Op het verzoek tot toelating tot de schuldsaneringsregeling zal thans nog niet worden beslist. Indien verzoekster gedurende de looptijd van dit moratorium een minnelijke schuldregeling met haar schuldeisers tot stand brengt, dient zij dit zo spoedig mogelijk aan de rechtbank te melden en daarbij het verzoek tot toelating tot de schuldsaneringsregeling in te trekken.

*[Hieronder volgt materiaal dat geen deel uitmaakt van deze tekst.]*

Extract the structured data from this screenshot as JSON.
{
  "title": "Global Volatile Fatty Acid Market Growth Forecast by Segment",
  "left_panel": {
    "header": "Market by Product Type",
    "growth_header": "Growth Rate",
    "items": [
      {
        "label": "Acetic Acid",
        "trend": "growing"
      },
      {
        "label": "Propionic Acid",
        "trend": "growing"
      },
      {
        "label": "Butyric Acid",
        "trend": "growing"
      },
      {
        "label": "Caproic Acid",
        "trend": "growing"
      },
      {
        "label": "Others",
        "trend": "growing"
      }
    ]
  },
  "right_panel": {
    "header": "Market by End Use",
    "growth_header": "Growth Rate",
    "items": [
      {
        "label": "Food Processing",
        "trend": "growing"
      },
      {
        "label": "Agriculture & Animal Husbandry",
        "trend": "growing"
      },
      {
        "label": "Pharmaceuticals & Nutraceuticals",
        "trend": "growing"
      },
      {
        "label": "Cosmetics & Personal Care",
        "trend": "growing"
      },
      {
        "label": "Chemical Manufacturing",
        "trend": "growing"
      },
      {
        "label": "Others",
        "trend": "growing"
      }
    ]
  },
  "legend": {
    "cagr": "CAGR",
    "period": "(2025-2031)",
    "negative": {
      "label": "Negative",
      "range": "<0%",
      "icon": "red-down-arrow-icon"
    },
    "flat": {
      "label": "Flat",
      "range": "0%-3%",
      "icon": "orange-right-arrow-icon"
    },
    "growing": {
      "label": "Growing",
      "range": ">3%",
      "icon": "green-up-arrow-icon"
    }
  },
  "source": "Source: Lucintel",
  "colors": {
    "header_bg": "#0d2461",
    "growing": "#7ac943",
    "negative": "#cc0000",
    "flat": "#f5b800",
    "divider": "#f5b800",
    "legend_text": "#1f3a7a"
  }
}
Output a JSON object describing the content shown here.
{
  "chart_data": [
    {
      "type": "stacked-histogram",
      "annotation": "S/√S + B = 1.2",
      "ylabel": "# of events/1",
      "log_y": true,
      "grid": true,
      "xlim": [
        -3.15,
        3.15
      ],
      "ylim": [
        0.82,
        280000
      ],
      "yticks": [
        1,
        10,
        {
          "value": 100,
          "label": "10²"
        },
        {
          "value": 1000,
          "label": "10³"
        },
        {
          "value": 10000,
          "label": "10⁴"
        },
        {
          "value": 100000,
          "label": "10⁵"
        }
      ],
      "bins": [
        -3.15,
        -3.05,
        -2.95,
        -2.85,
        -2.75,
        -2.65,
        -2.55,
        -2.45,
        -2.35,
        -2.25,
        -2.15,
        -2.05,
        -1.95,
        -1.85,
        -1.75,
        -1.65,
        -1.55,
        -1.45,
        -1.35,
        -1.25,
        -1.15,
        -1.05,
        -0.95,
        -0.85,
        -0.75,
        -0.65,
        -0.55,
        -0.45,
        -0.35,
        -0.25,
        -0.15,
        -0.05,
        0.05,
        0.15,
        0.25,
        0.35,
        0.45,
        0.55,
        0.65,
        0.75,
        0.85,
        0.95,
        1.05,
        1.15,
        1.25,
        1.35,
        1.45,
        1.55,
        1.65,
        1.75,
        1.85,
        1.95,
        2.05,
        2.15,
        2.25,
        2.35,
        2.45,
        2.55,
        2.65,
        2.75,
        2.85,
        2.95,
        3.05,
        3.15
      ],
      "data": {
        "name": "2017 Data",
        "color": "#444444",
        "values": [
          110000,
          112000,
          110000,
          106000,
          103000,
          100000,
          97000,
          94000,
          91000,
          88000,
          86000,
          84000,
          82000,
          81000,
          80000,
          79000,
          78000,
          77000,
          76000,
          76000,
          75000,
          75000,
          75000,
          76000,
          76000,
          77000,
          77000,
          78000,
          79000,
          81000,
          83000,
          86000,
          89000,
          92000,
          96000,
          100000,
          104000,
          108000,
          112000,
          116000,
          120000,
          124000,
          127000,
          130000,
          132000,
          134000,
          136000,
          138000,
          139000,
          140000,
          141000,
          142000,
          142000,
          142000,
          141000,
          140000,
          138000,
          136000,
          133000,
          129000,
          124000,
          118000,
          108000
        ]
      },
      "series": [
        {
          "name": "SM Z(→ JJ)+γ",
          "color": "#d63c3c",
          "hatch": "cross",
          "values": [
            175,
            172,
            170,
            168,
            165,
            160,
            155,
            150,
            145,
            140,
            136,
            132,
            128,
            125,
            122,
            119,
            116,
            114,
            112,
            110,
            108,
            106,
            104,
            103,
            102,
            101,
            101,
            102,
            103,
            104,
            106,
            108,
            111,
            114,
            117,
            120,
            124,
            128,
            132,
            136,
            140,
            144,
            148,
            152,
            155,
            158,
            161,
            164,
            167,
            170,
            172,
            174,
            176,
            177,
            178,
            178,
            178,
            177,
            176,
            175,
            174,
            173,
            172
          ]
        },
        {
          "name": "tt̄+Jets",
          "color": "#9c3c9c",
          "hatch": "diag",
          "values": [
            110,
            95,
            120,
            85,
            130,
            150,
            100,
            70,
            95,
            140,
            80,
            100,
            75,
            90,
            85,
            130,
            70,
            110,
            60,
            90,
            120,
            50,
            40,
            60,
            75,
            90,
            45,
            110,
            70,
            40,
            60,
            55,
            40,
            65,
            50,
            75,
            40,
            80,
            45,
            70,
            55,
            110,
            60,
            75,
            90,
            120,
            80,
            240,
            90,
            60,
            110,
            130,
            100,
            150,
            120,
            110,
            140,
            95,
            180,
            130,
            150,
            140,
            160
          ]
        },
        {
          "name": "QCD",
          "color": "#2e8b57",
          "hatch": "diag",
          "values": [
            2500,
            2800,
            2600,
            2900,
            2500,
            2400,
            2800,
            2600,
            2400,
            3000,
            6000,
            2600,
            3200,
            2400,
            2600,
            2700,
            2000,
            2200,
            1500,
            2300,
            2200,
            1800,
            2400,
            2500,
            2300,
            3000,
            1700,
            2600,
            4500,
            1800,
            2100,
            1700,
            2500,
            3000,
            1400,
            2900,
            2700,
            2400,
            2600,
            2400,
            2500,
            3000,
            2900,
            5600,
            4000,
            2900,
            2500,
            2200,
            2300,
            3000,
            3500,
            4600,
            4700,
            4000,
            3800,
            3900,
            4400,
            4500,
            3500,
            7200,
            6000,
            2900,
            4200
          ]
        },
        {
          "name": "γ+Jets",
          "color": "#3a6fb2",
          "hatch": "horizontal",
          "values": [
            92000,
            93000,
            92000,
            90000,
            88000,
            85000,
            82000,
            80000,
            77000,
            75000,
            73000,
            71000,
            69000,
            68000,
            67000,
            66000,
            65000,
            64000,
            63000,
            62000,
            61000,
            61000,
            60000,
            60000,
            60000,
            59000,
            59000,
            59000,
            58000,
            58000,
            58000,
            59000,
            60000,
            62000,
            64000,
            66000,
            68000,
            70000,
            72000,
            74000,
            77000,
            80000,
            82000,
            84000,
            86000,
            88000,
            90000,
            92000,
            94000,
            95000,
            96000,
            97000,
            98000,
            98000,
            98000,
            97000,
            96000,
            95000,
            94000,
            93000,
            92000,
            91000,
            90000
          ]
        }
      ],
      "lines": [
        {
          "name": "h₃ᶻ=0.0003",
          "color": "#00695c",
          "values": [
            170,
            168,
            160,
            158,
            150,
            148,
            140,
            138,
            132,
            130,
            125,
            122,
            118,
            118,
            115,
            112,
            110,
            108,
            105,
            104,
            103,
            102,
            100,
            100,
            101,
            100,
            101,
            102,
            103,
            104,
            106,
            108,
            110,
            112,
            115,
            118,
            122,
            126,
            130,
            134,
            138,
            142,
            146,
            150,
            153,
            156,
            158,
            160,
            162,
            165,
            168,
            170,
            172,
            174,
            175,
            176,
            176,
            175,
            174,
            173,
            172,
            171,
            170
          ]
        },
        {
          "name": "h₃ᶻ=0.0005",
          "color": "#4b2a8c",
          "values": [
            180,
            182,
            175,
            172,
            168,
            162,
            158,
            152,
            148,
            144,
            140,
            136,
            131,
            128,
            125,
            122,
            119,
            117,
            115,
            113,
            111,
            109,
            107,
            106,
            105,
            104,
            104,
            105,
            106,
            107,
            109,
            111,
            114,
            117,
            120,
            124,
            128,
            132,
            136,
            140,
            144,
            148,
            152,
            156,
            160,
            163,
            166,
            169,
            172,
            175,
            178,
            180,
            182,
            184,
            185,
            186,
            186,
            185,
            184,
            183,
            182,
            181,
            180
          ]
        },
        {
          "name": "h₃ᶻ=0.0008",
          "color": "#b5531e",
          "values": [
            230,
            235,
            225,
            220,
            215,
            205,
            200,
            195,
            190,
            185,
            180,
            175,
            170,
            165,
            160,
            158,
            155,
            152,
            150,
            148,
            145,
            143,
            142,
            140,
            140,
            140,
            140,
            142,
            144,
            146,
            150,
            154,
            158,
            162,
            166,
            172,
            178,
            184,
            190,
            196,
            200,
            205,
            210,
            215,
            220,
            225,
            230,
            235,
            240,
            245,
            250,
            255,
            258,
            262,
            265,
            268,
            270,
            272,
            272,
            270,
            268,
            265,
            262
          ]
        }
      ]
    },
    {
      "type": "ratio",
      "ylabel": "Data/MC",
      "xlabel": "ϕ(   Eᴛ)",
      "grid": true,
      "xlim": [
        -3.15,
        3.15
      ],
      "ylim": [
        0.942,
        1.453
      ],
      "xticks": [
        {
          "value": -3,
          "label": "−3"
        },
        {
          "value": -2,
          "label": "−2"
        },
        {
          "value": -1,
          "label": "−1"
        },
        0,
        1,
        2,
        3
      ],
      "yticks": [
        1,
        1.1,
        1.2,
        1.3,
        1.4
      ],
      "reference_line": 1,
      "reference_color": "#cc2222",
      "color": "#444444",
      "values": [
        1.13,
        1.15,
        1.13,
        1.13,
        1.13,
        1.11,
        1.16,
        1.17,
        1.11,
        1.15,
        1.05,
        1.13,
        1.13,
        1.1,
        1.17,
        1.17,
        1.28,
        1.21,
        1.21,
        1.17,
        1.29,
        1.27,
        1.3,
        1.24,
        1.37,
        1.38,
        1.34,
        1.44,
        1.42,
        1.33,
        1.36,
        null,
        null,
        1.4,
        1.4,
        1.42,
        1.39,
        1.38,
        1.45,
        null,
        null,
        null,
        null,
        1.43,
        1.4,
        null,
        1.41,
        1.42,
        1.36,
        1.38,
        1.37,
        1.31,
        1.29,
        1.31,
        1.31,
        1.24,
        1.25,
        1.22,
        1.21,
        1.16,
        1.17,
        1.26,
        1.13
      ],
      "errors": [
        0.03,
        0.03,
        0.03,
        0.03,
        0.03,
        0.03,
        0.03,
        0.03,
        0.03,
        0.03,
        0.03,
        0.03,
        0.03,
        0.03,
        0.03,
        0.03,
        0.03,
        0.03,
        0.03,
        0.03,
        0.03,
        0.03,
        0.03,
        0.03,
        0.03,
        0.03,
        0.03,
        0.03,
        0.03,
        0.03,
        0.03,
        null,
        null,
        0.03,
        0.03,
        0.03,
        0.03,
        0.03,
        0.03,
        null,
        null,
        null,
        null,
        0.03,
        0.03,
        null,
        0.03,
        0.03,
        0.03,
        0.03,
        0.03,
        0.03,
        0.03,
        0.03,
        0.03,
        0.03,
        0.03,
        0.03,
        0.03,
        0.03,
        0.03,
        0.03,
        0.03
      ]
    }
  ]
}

Dit leidt tot de volgende beslissing.
4. Beslissing
De rechtbank
- schort de tenuitvoerlegging op van het op 17 augustus 2011 op verzoek van Stichting Bedrijfstakpensioenfonds voor de Metalektro uitgesproken vonnis tot ontruiming van de onroerende zaak staande en gelegen te [woonplaats], aan de [adres], voor de duur van deze voorziening en verlengt de huurovereenkomst zoals deze tussen partijen bestaat of bestond voor de duur van deze voorziening; •
- bepaalt dat genoemde voorziening geldt voor de duur van zes maanden;
- bepaalt dat de voorziening in ieder geval vervalt op het moment dat het verzoek tot toepassing van de schuldsaneringsregeling wordt ingetrokken dan wel een beslissing daarop in kracht van gewijsde is gegaan
- bepaalt dat genoemde voorziening slechts geldt zolang aan de lopende verplichtingen uit de rechtsverhouding waar het moratorium betrekking op heeft wordt voldaan;
- bepaalt dat degene die namens verzoekster de buitengerechtelijke schuldregeling uitvoert, uiterlijk twee weken vóór het aflopen van de getroffen voorziening verslag uitbrengt als bedoeld in artikel 287b zesde lid Fw.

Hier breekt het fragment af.